The matrices \(\mathbf {W}\), \(\mathbf {R}\) and \(\mathbf {Q}\) are given by

$$\begin{aligned} \mathbf{W}=\left[ \begin{array}{c@{\quad }c@{\quad }c} C_{1jk1} &{} e_{1j1} &{} h_{1j1} \\ e_{1k1}^{T} &{} -\kappa _{11} &{} -\beta _{11} \\ h_{1k1}^{T} &{} -\beta _{11} &{} -\gamma _{11}\\ \end{array} \right] , \mathbf{R}=\left[ \begin{array}{c@{\quad }c@{\quad }c} C_{1jk1} &{} e_{2j1} &{} h_{2j1} \\ e_{1k2}^{T} &{} -\kappa _{12} &{} -\beta _{12} \\ h_{1k2}^{T} &{} -\beta _{12} &{} -\gamma _{12} \\ \end{array} \right] , \nonumber \\ \mathbf{Q}=\left[ \begin{array}{c@{\quad }c@{\quad }c} C_{2jk2} &{} e_{2j2} &{} h_{2j2} \\ e_{2k2}^{T} &{} -\kappa _{22} &{} -\beta _{22} \\ h_{2k2}^{T} &{} -\beta _{22} &{} -\gamma _{22} \\ \end{array} \right] , { j,k}=1,2,3. \end{aligned}$$

(12)

The column vectors of matrix \(\mathbf{B} =\mathbf (b_{1},b_{2},b_{3},b_{4}, b_{5})\) are related to the column vectors of matrix \(\mathbf{A} =\mathbf (a_{1},a_{2},a_{3},a_{4}, a_{5})\) in the following form

$$\mathbf{b} _{k}=(\mathbf{R} ^{T}+p_{k}{} \mathbf{Q} )\mathbf{a} _{k}, k=1,2,3,4,5$$

and \({\mathbf \Phi }\) is the generalized stress function such that

$$\begin{aligned} {\mathbf \sigma }_{2}=[\sigma _{2j}, D_{2}, B_{2}]^{T}=\mathbf{\Phi }_{,1}, {\mathbf \sigma }_{1}=[\sigma _{1j},D_{1}, B_{1}]^{T}=-\mathbf{\Phi }_{,2}. \end{aligned}$$

(13)

4 Statement of the Problem

An infinite transversely isotropic piezo-electro-magnetic 2D domain is considered for the analysis in the \(ox_{1}x_{2}\)-plane.
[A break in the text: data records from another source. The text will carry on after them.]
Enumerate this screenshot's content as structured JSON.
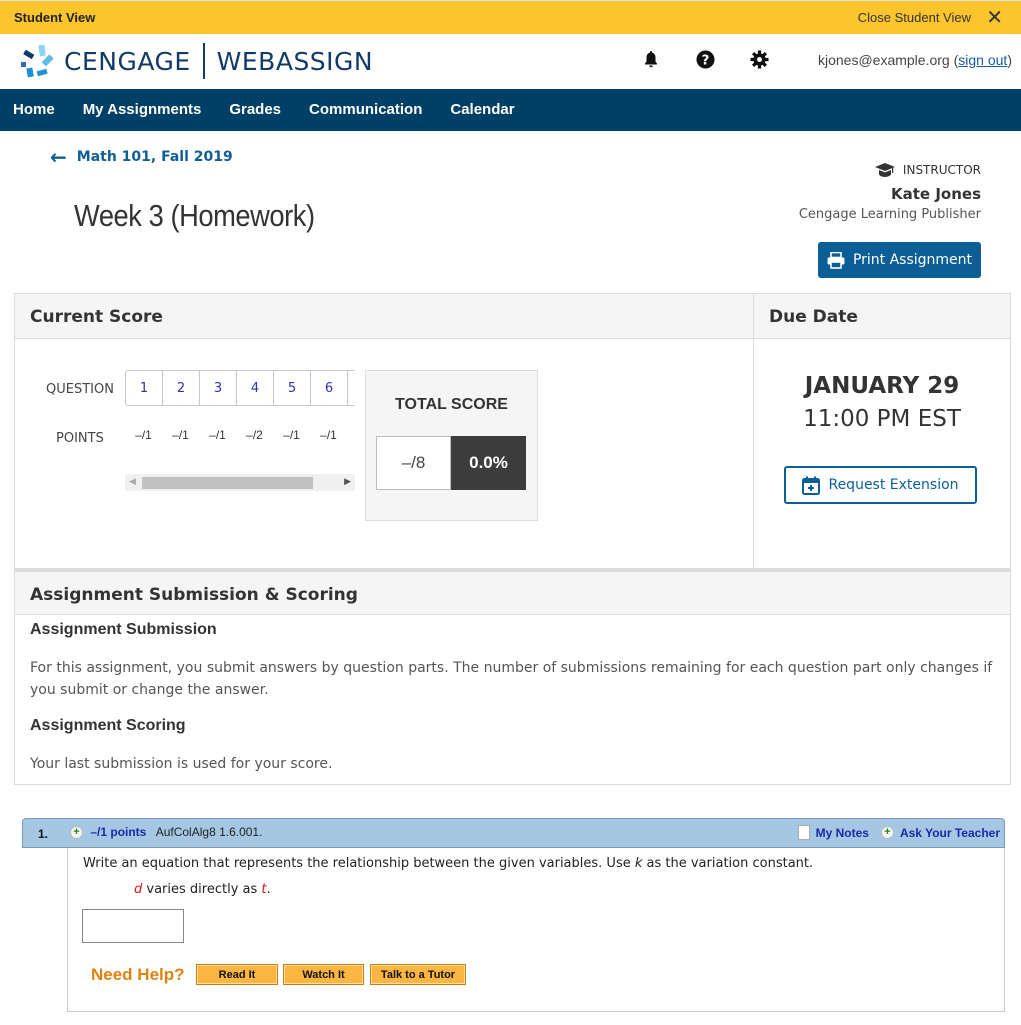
{
  "student_bar": {
    "label": "Student View",
    "close_label": "Close Student View",
    "close_icon": "✕"
  },
  "header": {
    "brand_primary": "CENGAGE",
    "brand_secondary": "WEBASSIGN",
    "user_email": "kjones@example.org",
    "sign_out": "sign out",
    "icons": [
      "bell-icon",
      "help-icon",
      "gear-icon"
    ]
  },
  "nav": {
    "items": [
      "Home",
      "My Assignments",
      "Grades",
      "Communication",
      "Calendar"
    ]
  },
  "page": {
    "back_label": "Math 101, Fall 2019",
    "title": "Week 3 (Homework)",
    "instructor_label": "INSTRUCTOR",
    "instructor_name": "Kate Jones",
    "instructor_org": "Cengage Learning Publisher",
    "print_label": "Print Assignment"
  },
  "score": {
    "heading": "Current Score",
    "question_label": "QUESTION",
    "points_label": "POINTS",
    "questions": [
      "1",
      "2",
      "3",
      "4",
      "5",
      "6"
    ],
    "points": [
      "–/1",
      "–/1",
      "–/1",
      "–/2",
      "–/1",
      "–/1"
    ],
    "total_label": "TOTAL SCORE",
    "total_points": "–/8",
    "total_percent": "0.0%"
  },
  "due": {
    "heading": "Due Date",
    "date": "JANUARY 29",
    "time": "11:00 PM EST",
    "extension_label": "Request Extension"
  },
  "submission": {
    "heading": "Assignment Submission & Scoring",
    "sub_heading": "Assignment Submission",
    "sub_text": "For this assignment, you submit answers by question parts. The number of submissions remaining for each question part only changes if you submit or change the answer.",
    "scoring_heading": "Assignment Scoring",
    "scoring_text": "Your last submission is used for your score."
  },
  "question": {
    "number": "1.",
    "points": "–/1 points",
    "source": "AufColAlg8 1.6.001.",
    "my_notes": "My Notes",
    "ask_teacher": "Ask Your Teacher",
    "prompt_pre": "Write an equation that represents the relationship between the given variables. Use ",
    "prompt_var": "k",
    "prompt_post": " as the variation constant.",
    "sub_var1": "d",
    "sub_mid": " varies directly as ",
    "sub_var2": "t",
    "sub_end": ".",
    "answer_value": "",
    "need_help": "Need Help?",
    "help_buttons": [
      "Read It",
      "Watch It",
      "Talk to a Tutor"
    ]
  }
}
Two unequal collinear cracks \(L_{1}\) and \(L_{2}\) are taken along the x-axis occupying the intervals [d, c] and [b, a], respectively. The traction free crack face and semipermeable boundary condition are taken for the analysis. The remote boundary of the plate is prescribed in-plane mechanical load \(\sigma _{22}^{\infty }\), electric displacement \(D_{2}^{\infty }\), and magnetic induction \(B_{2}^{\infty }\). The entire configuration is schematically presented in Fig. 1. The physical boundary conditions stated above may be written as

Fig. 1

Schematic representation of the problem

1. (i)

   \(\sigma _{2j}^{+}=\sigma _{2j}^{-}=0,\)   \(D_{2}=D^{c},\)   \(B_{2}=B^{c}\) on \(L=\displaystyle {\bigcup _{1}^{2}}L_{i}\)

2. (ii)

   \(\sigma _{22}=\sigma _{22}^{\infty },\)   \(D_{2}=D_{2}^{\infty },\)   \(B_{2}=B_{2}^{\infty }\)   for \(|x_{2}|\rightarrow \infty \)

3. (iii)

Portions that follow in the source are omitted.